Bottom Hardness &
Vegetation Layers
Don’t fish dead water – Make every cast count
with Genesis Edge.
They say 90% of the fish are in 10% of the waterbody. Much of the time, they’re on hard-bottom areas and in submerged vegetation. With Genesis Edge, such areas display on your GPS map, helping you find them faster, target them more efficiently and catch more and bigger fish.
Fish love hard bottoms. They feed on ‘em, breed on ‘em, follow their edges like roads. They love submerged vegetation as well, ambushing baitfish in grass flats, deep weedlines, isolated patches on breaklines and more.

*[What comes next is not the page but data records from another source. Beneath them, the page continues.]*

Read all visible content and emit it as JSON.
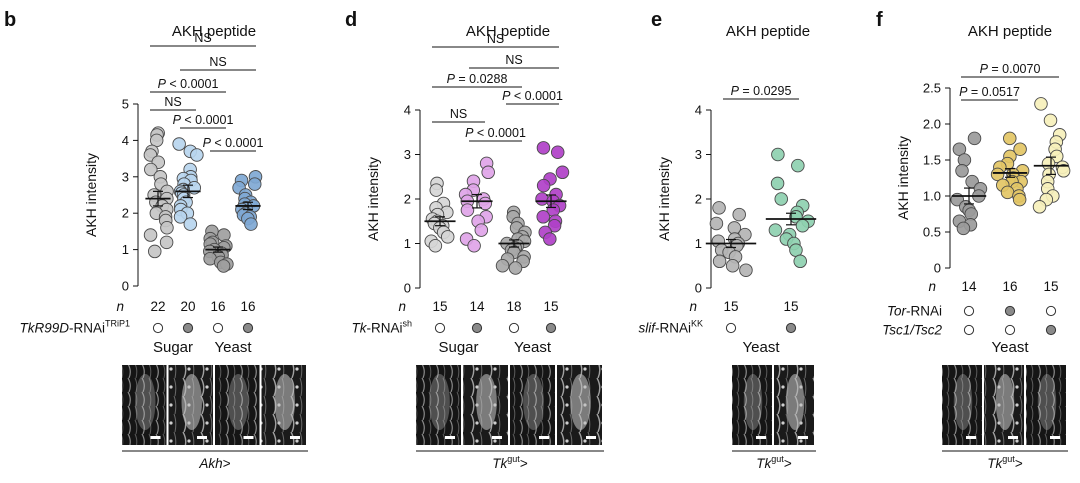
{
  "chart_data": [
    {
      "panel": "b",
      "type": "scatter",
      "title": "AKH peptide",
      "ylabel": "AKH intensity",
      "ylim": [
        0,
        5
      ],
      "yticks": [
        0,
        1,
        2,
        3,
        4,
        5
      ],
      "n_label": "n",
      "genotype_label": "TkR99D-RNAi",
      "genotype_sup": "TRiP1",
      "groups": [
        {
          "name": "Sugar",
          "conditions": [
            0,
            1
          ]
        },
        {
          "name": "Yeast",
          "conditions": [
            2,
            3
          ]
        }
      ],
      "driver": "Akh>",
      "conditions": [
        {
          "n": "22",
          "rnai": false,
          "color": "#c6c6c6",
          "mean": 2.4,
          "sem": 0.2,
          "values": [
            4.2,
            4.15,
            4.0,
            3.7,
            3.6,
            3.4,
            3.2,
            3.0,
            2.8,
            2.6,
            2.5,
            2.4,
            2.3,
            2.2,
            2.1,
            2.0,
            1.9,
            1.8,
            1.6,
            1.4,
            1.2,
            0.95
          ]
        },
        {
          "n": "20",
          "rnai": true,
          "color": "#b7d5ee",
          "mean": 2.6,
          "sem": 0.17,
          "values": [
            3.9,
            3.7,
            3.6,
            3.2,
            3.0,
            2.95,
            2.9,
            2.8,
            2.7,
            2.65,
            2.6,
            2.55,
            2.5,
            2.4,
            2.3,
            2.2,
            2.1,
            2.0,
            1.9,
            1.7
          ]
        },
        {
          "n": "16",
          "rnai": false,
          "color": "#9e9e9e",
          "mean": 1.0,
          "sem": 0.07,
          "values": [
            1.5,
            1.4,
            1.3,
            1.2,
            1.15,
            1.1,
            1.05,
            1.0,
            0.95,
            0.9,
            0.85,
            0.8,
            0.75,
            0.65,
            0.6,
            0.55
          ]
        },
        {
          "n": "16",
          "rnai": true,
          "color": "#7fa8d4",
          "mean": 2.2,
          "sem": 0.1,
          "values": [
            3.0,
            2.9,
            2.8,
            2.7,
            2.5,
            2.4,
            2.3,
            2.25,
            2.2,
            2.15,
            2.1,
            2.0,
            1.95,
            1.9,
            1.85,
            1.7
          ]
        }
      ],
      "comparisons": [
        {
          "a": 0,
          "b": 3,
          "label": "NS"
        },
        {
          "a": 1,
          "b": 3,
          "label": "NS"
        },
        {
          "a": 0,
          "b": 2,
          "label": "P < 0.0001"
        },
        {
          "a": 0,
          "b": 1,
          "label": "NS"
        },
        {
          "a": 1,
          "b": 2,
          "label": "P < 0.0001"
        },
        {
          "a": 2,
          "b": 3,
          "label": "P < 0.0001"
        }
      ]
    },
    {
      "panel": "d",
      "type": "scatter",
      "title": "AKH peptide",
      "ylabel": "AKH intensity",
      "ylim": [
        0,
        4
      ],
      "yticks": [
        0,
        1,
        2,
        3,
        4
      ],
      "n_label": "n",
      "genotype_label": "Tk-RNAi",
      "genotype_sup": "sh",
      "groups": [
        {
          "name": "Sugar",
          "conditions": [
            0,
            1
          ]
        },
        {
          "name": "Yeast",
          "conditions": [
            2,
            3
          ]
        }
      ],
      "driver": "Tkgut>",
      "conditions": [
        {
          "n": "15",
          "rnai": false,
          "color": "#d6d6d6",
          "mean": 1.5,
          "sem": 0.1,
          "values": [
            2.35,
            2.2,
            1.9,
            1.8,
            1.7,
            1.65,
            1.55,
            1.5,
            1.45,
            1.4,
            1.35,
            1.25,
            1.15,
            1.05,
            0.95
          ]
        },
        {
          "n": "14",
          "rnai": true,
          "color": "#e0a4e8",
          "mean": 1.95,
          "sem": 0.15,
          "values": [
            2.8,
            2.6,
            2.4,
            2.2,
            2.1,
            2.0,
            1.95,
            1.9,
            1.75,
            1.6,
            1.5,
            1.3,
            1.1,
            0.95
          ]
        },
        {
          "n": "18",
          "rnai": false,
          "color": "#a8a8a8",
          "mean": 1.0,
          "sem": 0.08,
          "values": [
            1.7,
            1.6,
            1.45,
            1.35,
            1.25,
            1.15,
            1.1,
            1.05,
            1.0,
            0.95,
            0.9,
            0.85,
            0.8,
            0.7,
            0.65,
            0.6,
            0.5,
            0.45
          ]
        },
        {
          "n": "15",
          "rnai": true,
          "color": "#b040c8",
          "mean": 1.95,
          "sem": 0.14,
          "values": [
            3.15,
            3.05,
            2.6,
            2.45,
            2.3,
            2.1,
            2.0,
            1.95,
            1.85,
            1.75,
            1.6,
            1.5,
            1.4,
            1.25,
            1.1
          ]
        }
      ],
      "comparisons": [
        {
          "a": 0,
          "b": 3,
          "label": "NS"
        },
        {
          "a": 1,
          "b": 3,
          "label": "NS"
        },
        {
          "a": 0,
          "b": 2,
          "label": "P = 0.0288"
        },
        {
          "a": 2,
          "b": 3,
          "label": "P < 0.0001"
        },
        {
          "a": 0,
          "b": 1,
          "label": "NS"
        },
        {
          "a": 1,
          "b": 2,
          "label": "P < 0.0001"
        }
      ]
    },
    {
      "panel": "e",
      "type": "scatter",
      "title": "AKH peptide",
      "ylabel": "AKH intensity",
      "ylim": [
        0,
        4
      ],
      "yticks": [
        0,
        1,
        2,
        3,
        4
      ],
      "n_label": "n",
      "genotype_label": "slif-RNAi",
      "genotype_sup": "KK",
      "groups": [
        {
          "name": "Yeast",
          "conditions": [
            0,
            1
          ]
        }
      ],
      "driver": "Tkgut>",
      "conditions": [
        {
          "n": "15",
          "rnai": false,
          "color": "#b4b4b4",
          "mean": 1.0,
          "sem": 0.09,
          "values": [
            1.8,
            1.65,
            1.45,
            1.35,
            1.2,
            1.1,
            1.05,
            1.0,
            0.95,
            0.85,
            0.8,
            0.7,
            0.6,
            0.5,
            0.4
          ]
        },
        {
          "n": "15",
          "rnai": true,
          "color": "#8ed0b0",
          "mean": 1.55,
          "sem": 0.13,
          "values": [
            3.0,
            2.75,
            2.35,
            2.0,
            1.85,
            1.7,
            1.6,
            1.5,
            1.4,
            1.3,
            1.2,
            1.1,
            1.0,
            0.85,
            0.6
          ]
        }
      ],
      "comparisons": [
        {
          "a": 0,
          "b": 1,
          "label": "P = 0.0295"
        }
      ]
    },
    {
      "panel": "f",
      "type": "scatter",
      "title": "AKH peptide",
      "ylabel": "AKH intensity",
      "ylim": [
        0,
        2.5
      ],
      "yticks": [
        0,
        0.5,
        1.0,
        1.5,
        2.0,
        2.5
      ],
      "n_label": "n",
      "genotype_rows": [
        {
          "label": "Tor-RNAi",
          "filled": [
            false,
            true,
            false
          ]
        },
        {
          "label": "Tsc1/Tsc2",
          "filled": [
            false,
            false,
            true
          ]
        }
      ],
      "groups": [
        {
          "name": "Yeast",
          "conditions": [
            0,
            1,
            2
          ]
        }
      ],
      "driver": "Tkgut>",
      "conditions": [
        {
          "n": "14",
          "color": "#9a9a9a",
          "mean": 1.0,
          "sem": 0.11,
          "values": [
            1.8,
            1.65,
            1.5,
            1.35,
            1.2,
            1.1,
            1.0,
            0.95,
            0.85,
            0.8,
            0.75,
            0.65,
            0.6,
            0.55
          ]
        },
        {
          "n": "16",
          "color": "#e3c565",
          "mean": 1.32,
          "sem": 0.06,
          "values": [
            1.8,
            1.65,
            1.55,
            1.45,
            1.4,
            1.35,
            1.3,
            1.3,
            1.25,
            1.2,
            1.2,
            1.15,
            1.1,
            1.05,
            1.0,
            0.95
          ]
        },
        {
          "n": "15",
          "color": "#f6f0bb",
          "mean": 1.42,
          "sem": 0.12,
          "values": [
            2.28,
            2.05,
            1.85,
            1.75,
            1.65,
            1.55,
            1.45,
            1.4,
            1.35,
            1.3,
            1.2,
            1.1,
            1.0,
            0.95,
            0.85
          ]
        }
      ],
      "comparisons": [
        {
          "a": 0,
          "b": 2,
          "label": "P = 0.0070"
        },
        {
          "a": 0,
          "b": 1,
          "label": "P = 0.0517"
        }
      ]
    }
  ]
}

With Genesis Edge, anglers can create their own private map layers that show the location, shape and depth of areas of submerged vegetation and varying bottom hardness. To get started, subscribe to Genesis Edge, then record sonar data from a compatible* fish-finder/GPS unit while “graphing” the water of most interest to you. Upload your data to C-MAP Genesis, then download your custom map to use on the sonar unit(s) on your boat.
Bottom Hardness Layer
Many fisherman “beat the bank” because they have more confidence targeting visible shoreline cover than offshore bottom structure. Those shallow fish get pounded hard, making them harder to catch.

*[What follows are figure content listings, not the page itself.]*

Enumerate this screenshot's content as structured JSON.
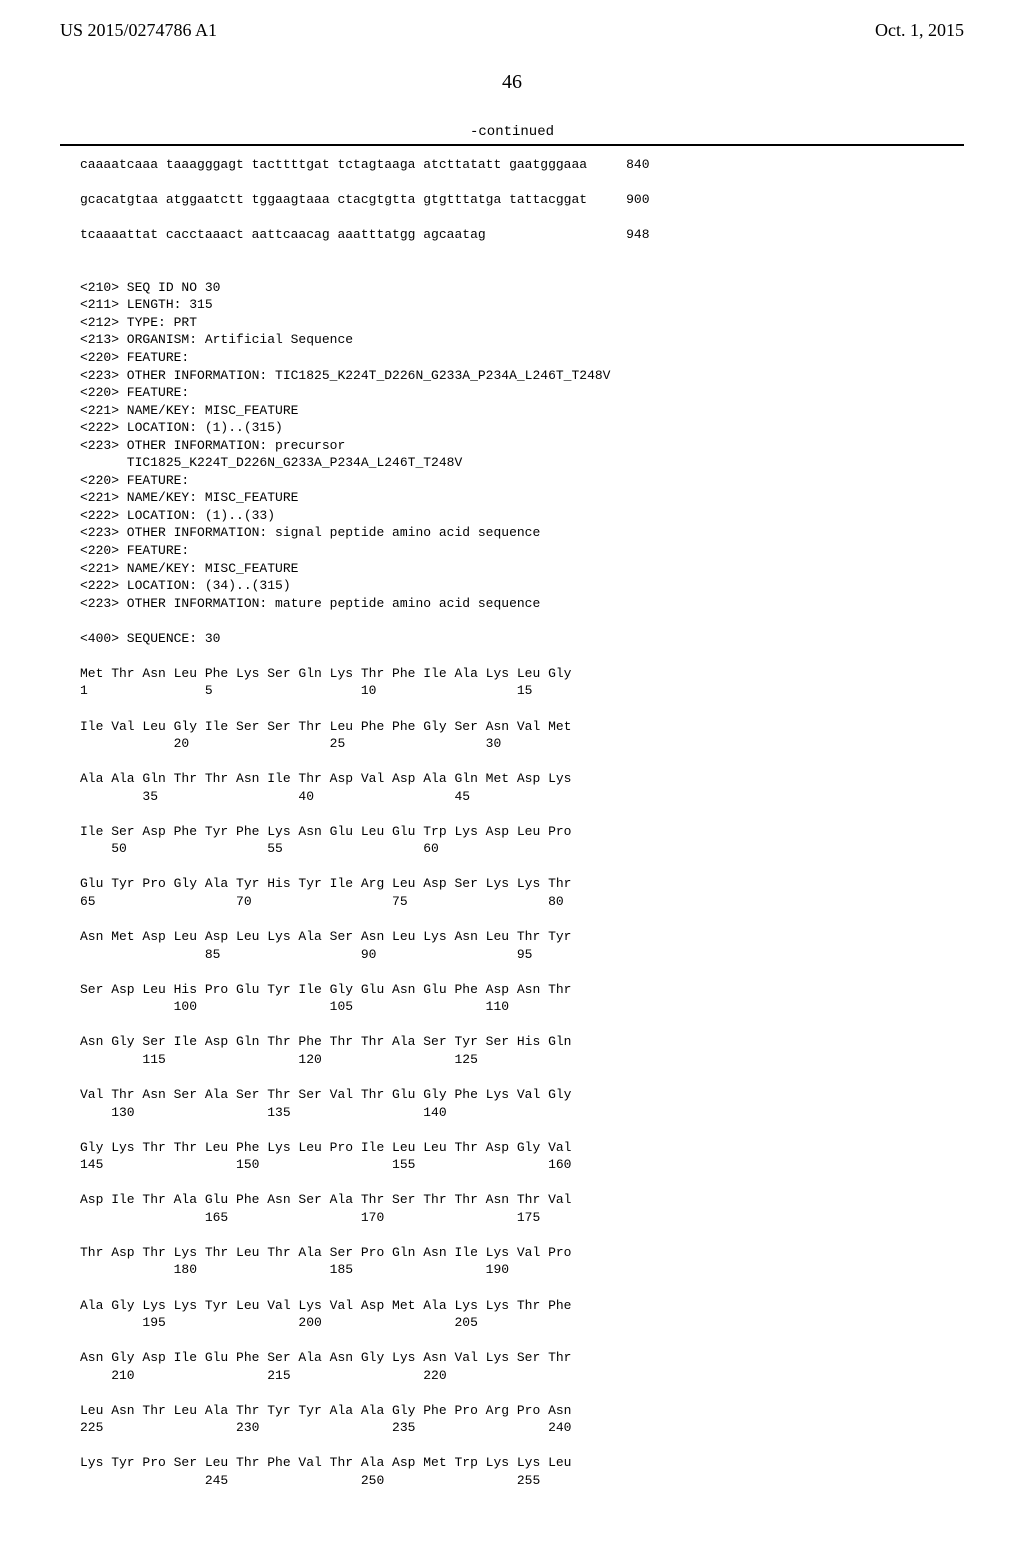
{
  "header": {
    "left": "US 2015/0274786 A1",
    "right": "Oct. 1, 2015"
  },
  "page_number": "46",
  "continued": "-continued",
  "nucleotide_lines": [
    {
      "seq": "caaaatcaaa taaagggagt tacttttgat tctagtaaga atcttatatt gaatgggaaa",
      "pos": "840"
    },
    {
      "seq": "gcacatgtaa atggaatctt tggaagtaaa ctacgtgtta gtgtttatga tattacggat",
      "pos": "900"
    },
    {
      "seq": "tcaaaattat cacctaaact aattcaacag aaatttatgg agcaatag",
      "pos": "948"
    }
  ],
  "metadata": [
    "<210> SEQ ID NO 30",
    "<211> LENGTH: 315",
    "<212> TYPE: PRT",
    "<213> ORGANISM: Artificial Sequence",
    "<220> FEATURE:",
    "<223> OTHER INFORMATION: TIC1825_K224T_D226N_G233A_P234A_L246T_T248V",
    "<220> FEATURE:",
    "<221> NAME/KEY: MISC_FEATURE",
    "<222> LOCATION: (1)..(315)",
    "<223> OTHER INFORMATION: precursor",
    "      TIC1825_K224T_D226N_G233A_P234A_L246T_T248V",
    "<220> FEATURE:",
    "<221> NAME/KEY: MISC_FEATURE",
    "<222> LOCATION: (1)..(33)",
    "<223> OTHER INFORMATION: signal peptide amino acid sequence",
    "<220> FEATURE:",
    "<221> NAME/KEY: MISC_FEATURE",
    "<222> LOCATION: (34)..(315)",
    "<223> OTHER INFORMATION: mature peptide amino acid sequence",
    "",
    "<400> SEQUENCE: 30"
  ],
  "protein_rows": [
    {
      "aa": "Met Thr Asn Leu Phe Lys Ser Gln Lys Thr Phe Ile Ala Lys Leu Gly",
      "nums": "1               5                   10                  15"
    },
    {
      "aa": "Ile Val Leu Gly Ile Ser Ser Thr Leu Phe Phe Gly Ser Asn Val Met",
      "nums": "            20                  25                  30"
    },
    {
      "aa": "Ala Ala Gln Thr Thr Asn Ile Thr Asp Val Asp Ala Gln Met Asp Lys",
      "nums": "        35                  40                  45"
    },
    {
      "aa": "Ile Ser Asp Phe Tyr Phe Lys Asn Glu Leu Glu Trp Lys Asp Leu Pro",
      "nums": "    50                  55                  60"
    },
    {
      "aa": "Glu Tyr Pro Gly Ala Tyr His Tyr Ile Arg Leu Asp Ser Lys Lys Thr",
      "nums": "65                  70                  75                  80"
    },
    {
      "aa": "Asn Met Asp Leu Asp Leu Lys Ala Ser Asn Leu Lys Asn Leu Thr Tyr",
      "nums": "                85                  90                  95"
    },
    {
      "aa": "Ser Asp Leu His Pro Glu Tyr Ile Gly Glu Asn Glu Phe Asp Asn Thr",
      "nums": "            100                 105                 110"
    },
    {
      "aa": "Asn Gly Ser Ile Asp Gln Thr Phe Thr Thr Ala Ser Tyr Ser His Gln",
      "nums": "        115                 120                 125"
    },
    {
      "aa": "Val Thr Asn Ser Ala Ser Thr Ser Val Thr Glu Gly Phe Lys Val Gly",
      "nums": "    130                 135                 140"
    },
    {
      "aa": "Gly Lys Thr Thr Leu Phe Lys Leu Pro Ile Leu Leu Thr Asp Gly Val",
      "nums": "145                 150                 155                 160"
    },
    {
      "aa": "Asp Ile Thr Ala Glu Phe Asn Ser Ala Thr Ser Thr Thr Asn Thr Val",
      "nums": "                165                 170                 175"
    },
    {
      "aa": "Thr Asp Thr Lys Thr Leu Thr Ala Ser Pro Gln Asn Ile Lys Val Pro",
      "nums": "            180                 185                 190"
    },
    {
      "aa": "Ala Gly Lys Lys Tyr Leu Val Lys Val Asp Met Ala Lys Lys Thr Phe",
      "nums": "        195                 200                 205"
    },
    {
      "aa": "Asn Gly Asp Ile Glu Phe Ser Ala Asn Gly Lys Asn Val Lys Ser Thr",
      "nums": "    210                 215                 220"
    },
    {
      "aa": "Leu Asn Thr Leu Ala Thr Tyr Tyr Ala Ala Gly Phe Pro Arg Pro Asn",
      "nums": "225                 230                 235                 240"
    },
    {
      "aa": "Lys Tyr Pro Ser Leu Thr Phe Val Thr Ala Asp Met Trp Lys Lys Leu",
      "nums": "                245                 250                 255"
    }
  ]
}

With a Genesis Edge bottom-hardness map, however, you can fish the bottom as confidently as you do the bank, targeting the most-productive places – classic spot-on-the-spot areas – on offshore structure like ledges, sunken islands, saddles and more.
Genesis Edge makes such areas stick out like “Fish Here!” signs on your map. It overlays onto your contour lines a color-coded representation of the size, shape and location of areas of different bottom hardness: dark orange areas show the hardest bottom; a lighter orange indicates the next-hardest bottom; tan is the next-hardest bottom; and pale yellow shows the softest-bottom areas.

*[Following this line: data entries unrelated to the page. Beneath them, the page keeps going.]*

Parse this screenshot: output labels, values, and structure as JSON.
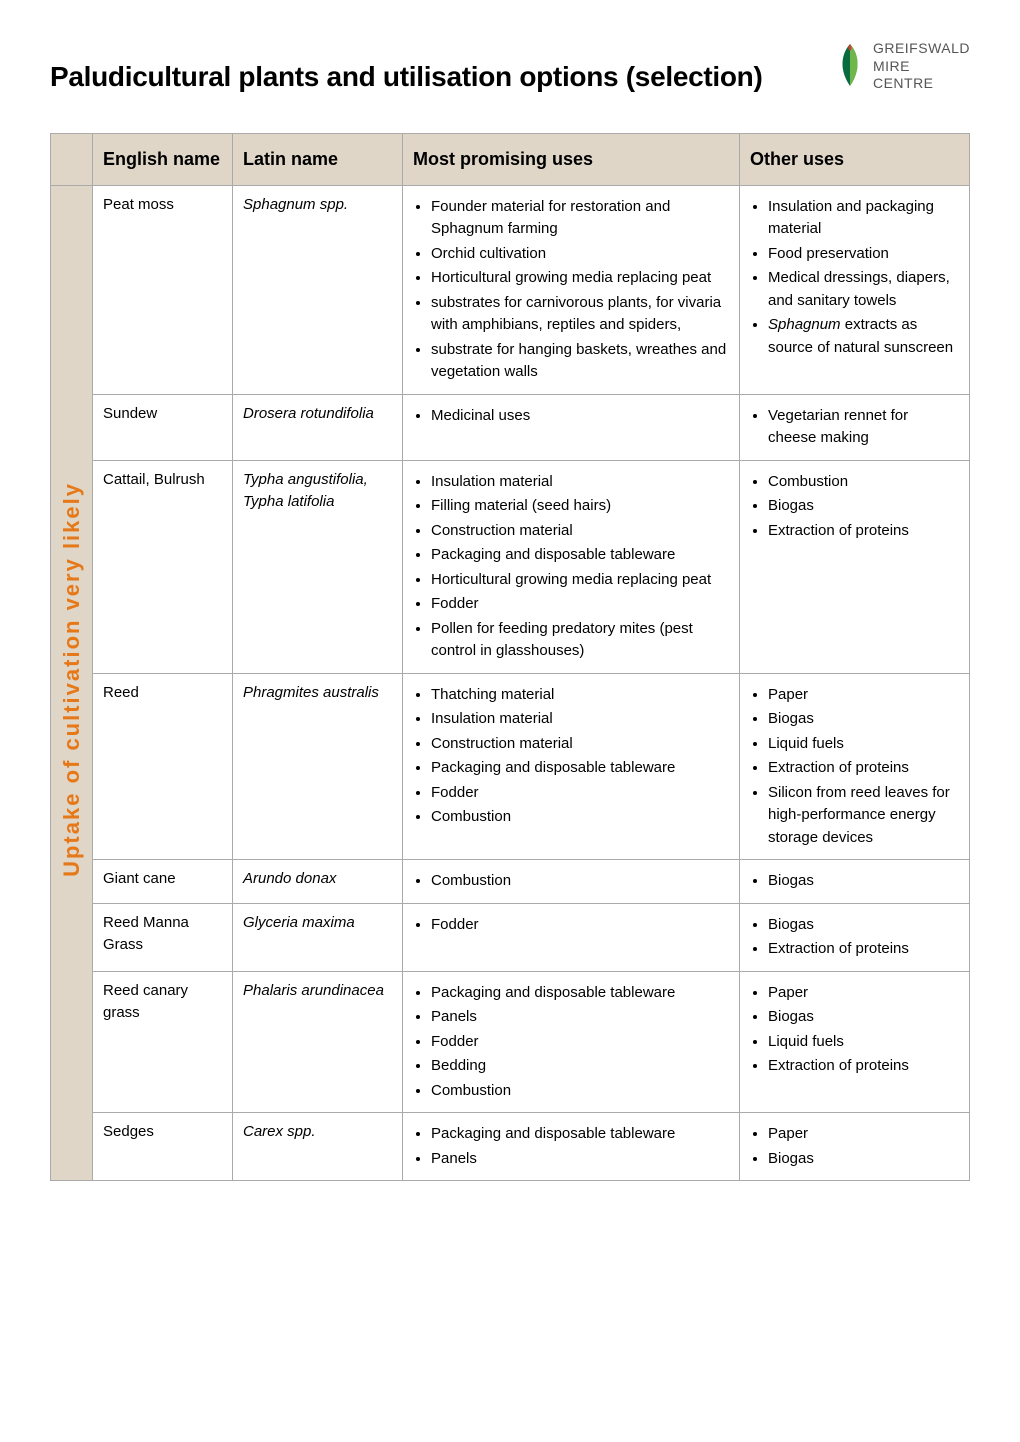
{
  "page": {
    "title": "Paludicultural plants and utilisation options (selection)",
    "logo": {
      "line1": "GREIFSWALD",
      "line2": "MIRE",
      "line3": "CENTRE",
      "leaf_color_dark": "#0a6b3f",
      "leaf_color_light": "#6fb64c",
      "leaf_tip": "#d93a2b"
    },
    "side_label": "Uptake of cultivation very likely",
    "side_label_color": "#e67817",
    "header_bg": "#dfd6c8",
    "border_color": "#aaaaaa"
  },
  "columns": {
    "english": "English name",
    "latin": "Latin name",
    "promising": "Most promising uses",
    "other": "Other uses"
  },
  "rows": [
    {
      "english": "Peat moss",
      "latin_lines": [
        "Sphagnum spp."
      ],
      "promising": [
        "Founder material for restoration and Sphagnum farming",
        "Orchid cultivation",
        "Horticultural growing media replacing peat",
        "substrates for carnivorous plants, for vivaria with amphibians, reptiles and spiders,",
        "substrate for hanging baskets, wreathes and vegetation walls"
      ],
      "other": [
        "Insulation and packaging material",
        "Food preservation",
        "Medical dressings, diapers, and sanitary towels",
        "Sphagnum extracts as source of natural sunscreen"
      ],
      "other_italic_idx": [
        3
      ]
    },
    {
      "english": "Sundew",
      "latin_lines": [
        "Drosera rotundifolia"
      ],
      "promising": [
        "Medicinal uses"
      ],
      "other": [
        "Vegetarian rennet for cheese making"
      ]
    },
    {
      "english": "Cattail, Bulrush",
      "latin_lines": [
        "Typha angustifolia,",
        "Typha latifolia"
      ],
      "promising": [
        "Insulation material",
        "Filling material (seed hairs)",
        "Construction material",
        "Packaging and disposable tableware",
        "Horticultural growing media replacing peat",
        "Fodder",
        "Pollen for feeding predatory mites (pest control in glasshouses)"
      ],
      "other": [
        "Combustion",
        "Biogas",
        "Extraction of proteins"
      ]
    },
    {
      "english": "Reed",
      "latin_lines": [
        "Phragmites australis"
      ],
      "promising": [
        "Thatching material",
        "Insulation material",
        "Construction material",
        "Packaging and disposable tableware",
        "Fodder",
        "Combustion"
      ],
      "other": [
        "Paper",
        "Biogas",
        "Liquid fuels",
        "Extraction of proteins",
        "Silicon from reed leaves for high-performance energy storage devices"
      ]
    },
    {
      "english": "Giant cane",
      "latin_lines": [
        "Arundo donax"
      ],
      "promising": [
        "Combustion"
      ],
      "other": [
        "Biogas"
      ]
    },
    {
      "english": "Reed Manna Grass",
      "latin_lines": [
        "Glyceria maxima"
      ],
      "promising": [
        "Fodder"
      ],
      "other": [
        "Biogas",
        "Extraction of proteins"
      ]
    },
    {
      "english": "Reed canary grass",
      "latin_lines": [
        "Phalaris arundinacea"
      ],
      "promising": [
        "Packaging and disposable tableware",
        "Panels",
        "Fodder",
        "Bedding",
        "Combustion"
      ],
      "other": [
        "Paper",
        "Biogas",
        "Liquid fuels",
        "Extraction of proteins"
      ]
    },
    {
      "english": "Sedges",
      "latin_lines": [
        "Carex spp."
      ],
      "promising": [
        "Packaging and disposable tableware",
        "Panels"
      ],
      "other": [
        "Paper",
        "Biogas"
      ]
    }
  ]
}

To catch more and bigger fish, avoid dead water and target transition edges on break-lines between harder and softer bottoms and the harder sections of points, humps, inside turns and more.
Submerged Vegetation Layer
It’s no secret that big fish ambush baitfish in submerged vegetation. What’s not always known however, is where the good green stuff is, and what areas within it likely hold the most fish. In most weather and water conditions, submerged vegetation is not visible to the naked eye, so you have to go searching for it. And even when you see a patch on your sonar screen, you won’t know its full size, shape or thickness.
Genesis Edge’s vegetation layer, however, shows fish-holding holes in vast grass flats, depicts fish-populated points and inside-turns on deep weedlines, and more. Atop your blue-scaled contour map, it places bright-green overlays the size and shape of areas of submerged vegetation, making it as easy to see the best places to cast as when you’re throwing to visible cover like docks and laydowns.
* Most modern Lowrance, Simrad and B&G sonar/GPS units can display C-MAP Genesis and Social Map charts as well as record sonar log files.